I mean, the entire premise of America is that America sucks. If America didn’t suck so bad, we wouldn’t need America in the first place. We’ve been at this thing for a long time, folks, and we can continue to make good changes to an imperfect system as long as we have enough heart and hold out enough hope.

I now live in Austin, TX. About a week after the police shootings in Dallas this summer, I joined hundreds of people of every possible human color at a Black Lives Matter event in front of the Texas State Capitol. Capitol Police armed with ARs watched us from the Capitol building steps. A helicopter circled the whole time.

The last speaker, a charming and loud and heavily dreadlocked young man, worked himself into a sort of ecstasy of joy, clutching his shirt over his heart while looking random people wildly in the eye and spouting about how much he loved them. “Sister, I love you!” And she’d shout back, “I love you!” He went through the crowd like that for a few minutes, then without warning turned us all around to face the two policemen armed with ARs on the capitol steps.
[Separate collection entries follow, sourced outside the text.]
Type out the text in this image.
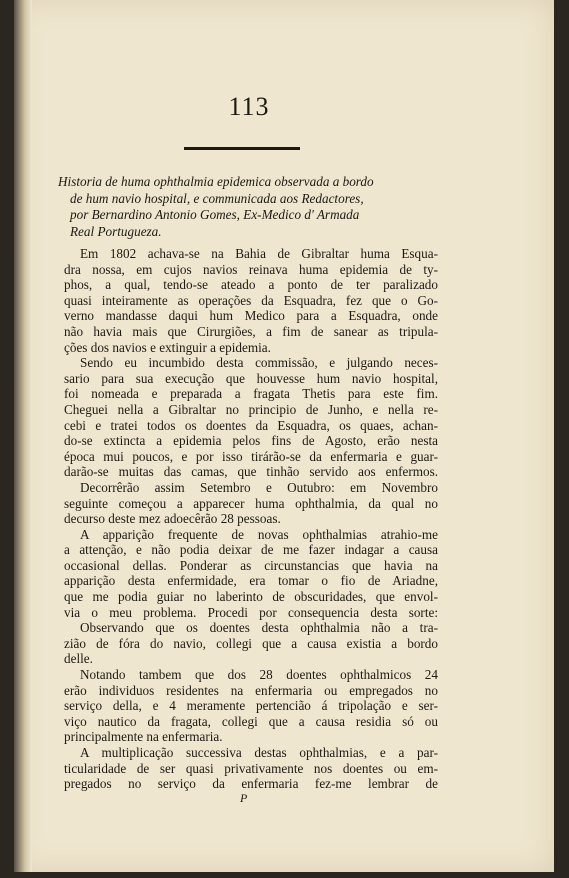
113
Historia de huma ophthalmia epidemica observada a bordo
de hum navio hospital, e communicada aos Redactores,
por Bernardino Antonio Gomes, Ex-Medico d' Armada
Real Portugueza.
Em 1802 achava-se na Bahia de Gibraltar huma Esqua-
dra nossa, em cujos navios reinava huma epidemia de ty-
phos, a qual, tendo-se ateado a ponto de ter paralizado
quasi inteiramente as operações da Esquadra, fez que o Go-
verno mandasse daqui hum Medico para a Esquadra, onde
não havia mais que Cirurgiões, a fim de sanear as tripula-
ções dos navios e extinguir a epidemia.
Sendo eu incumbido desta commissão, e julgando neces-
sario para sua execução que houvesse hum navio hospital,
foi nomeada e preparada a fragata Thetis para este fim.
Cheguei nella a Gibraltar no principio de Junho, e nella re-
cebi e tratei todos os doentes da Esquadra, os quaes, achan-
do-se extincta a epidemia pelos fins de Agosto, erão nesta
época mui poucos, e por isso tirárão-se da enfermaria e guar-
darão-se muitas das camas, que tinhão servido aos enfermos.
Decorrêrão assim Setembro e Outubro: em Novembro
seguinte começou a apparecer huma ophthalmia, da qual no
decurso deste mez adoecêrão 28 pessoas.
A apparição frequente de novas ophthalmias atrahio-me
a attenção, e não podia deixar de me fazer indagar a causa
occasional dellas. Ponderar as circunstancias que havia na
apparição desta enfermidade, era tomar o fio de Ariadne,
que me podia guiar no laberinto de obscuridades, que envol-
via o meu problema. Procedi por consequencia desta sorte:
Observando que os doentes desta ophthalmia não a tra-
zião de fóra do navio, collegi que a causa existia a bordo
delle.
Notando tambem que dos 28 doentes ophthalmicos 24
erão individuos residentes na enfermaria ou empregados no
serviço della, e 4 meramente pertencião á tripolação e ser-
viço nautico da fragata, collegi que a causa residia só ou
principalmente na enfermaria.
A multiplicação successiva destas ophthalmias, e a par-
ticularidade de ser quasi privativamente nos doentes ou em-
pregados no serviço da enfermaria fez-me lembrar de
P
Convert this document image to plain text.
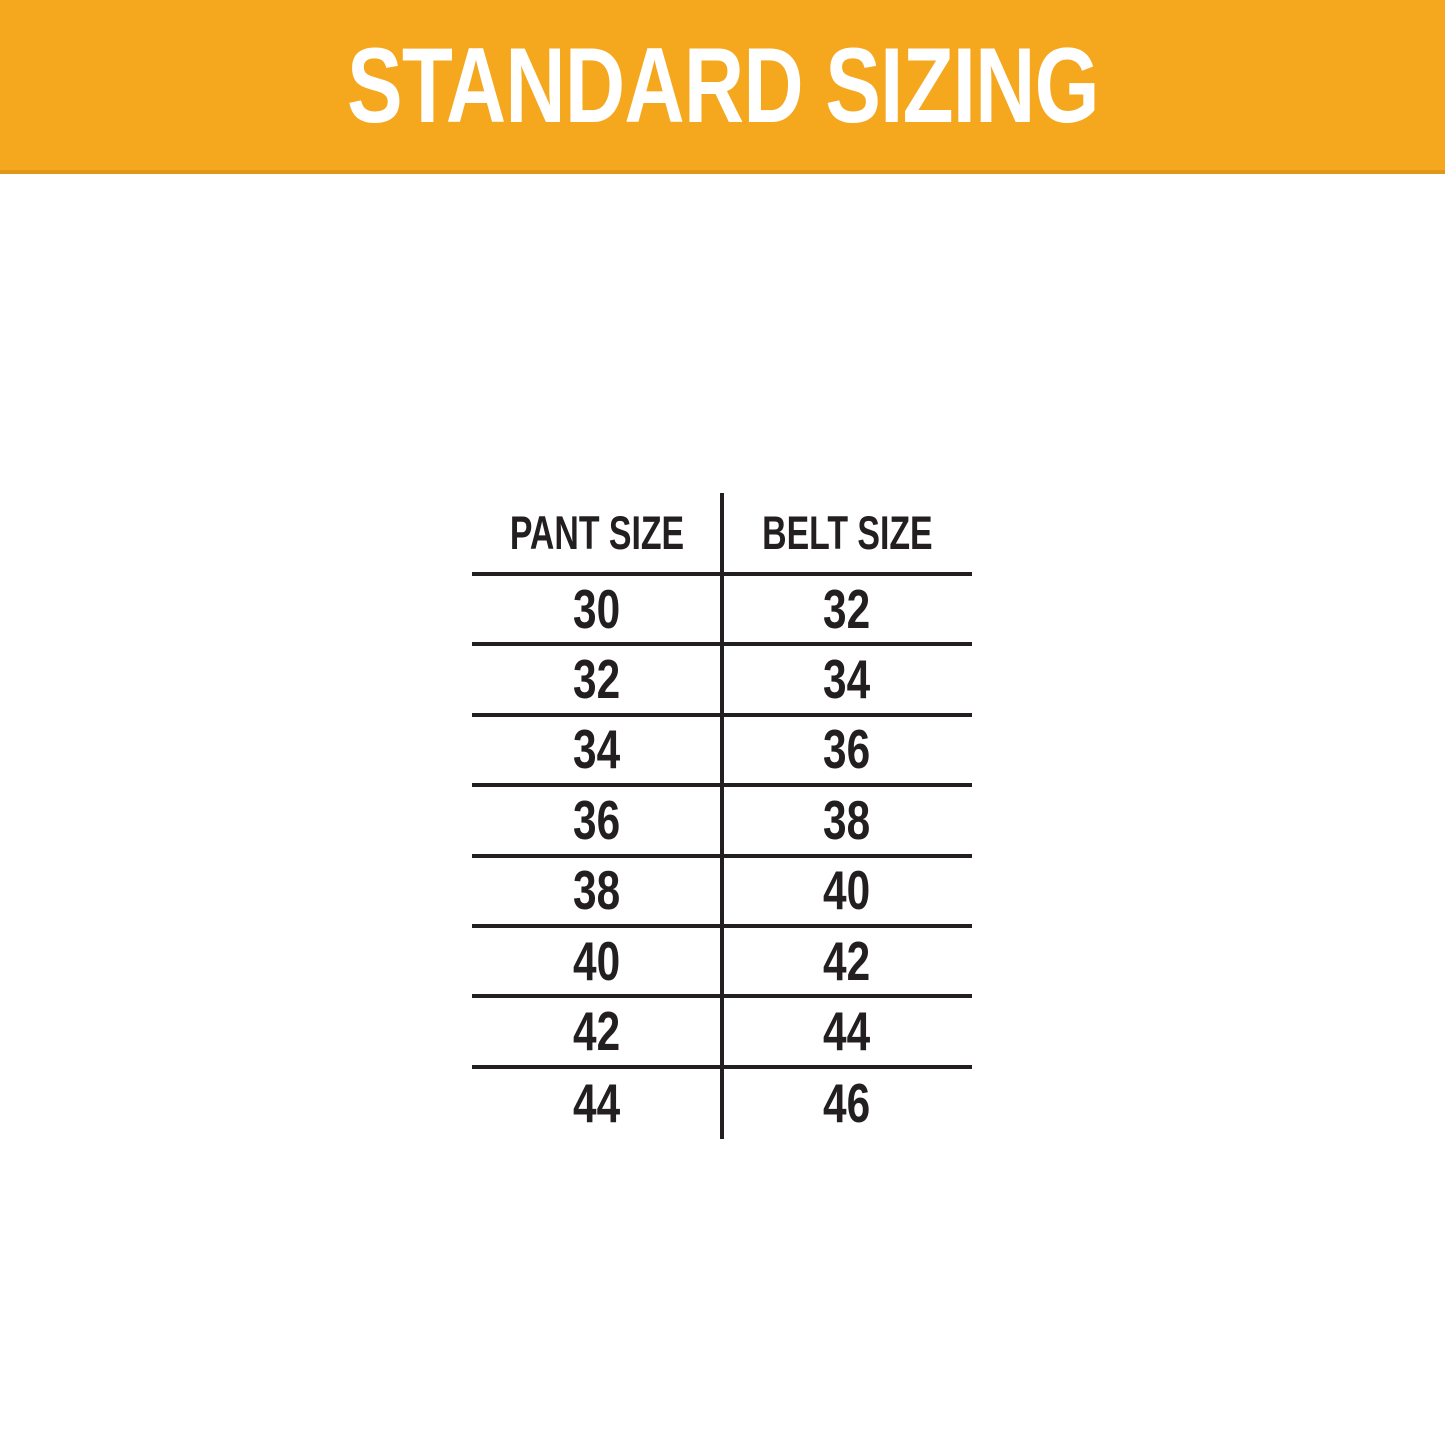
STANDARD SIZING
PANT SIZE BELT SIZE
30	32
32	34
34	36
36	38
38	40
40	42
42	44
44	46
He implored the officers, practically spitting into the microphone, that love was the only way. For all of us. He told them again and again—a week after someone who shared his skin color slaughtered five of their brothers, and a week after some of their brothers slaughtered men who shared his skin color—again and again he told them how much he loved them, how much we all loved them, louder and louder, to the point where his voice broke and I believe he was crying—“We love you, officers! We love you!” The crowd joined in. The cops, though, had to hold form up there. They stood stone-faced on the Capitol steps, thinking their sunglassed thoughts. The crowd kept screaming, though, almost hysterically.

It went on too long. “Come on, guys,” I thought, meaning the cops. “Don’t just stand there.” And soon enough, one of them took a hand off his AR and gave us a solid thumbs-up. That was all it took. It set us on fire. People cried. I did.

So for all of you out there today who, for whatever reason, hold little hope for the stubborn and flawed and all too often corrupt process that is America, it doesn’t take much. Hold your little hope, speak your little heart, read a bit, don’t vote the KKK ticket, and don’t go around telling people you’re going to move to Canada. We can’t choose our problems, but we can choose to solve them.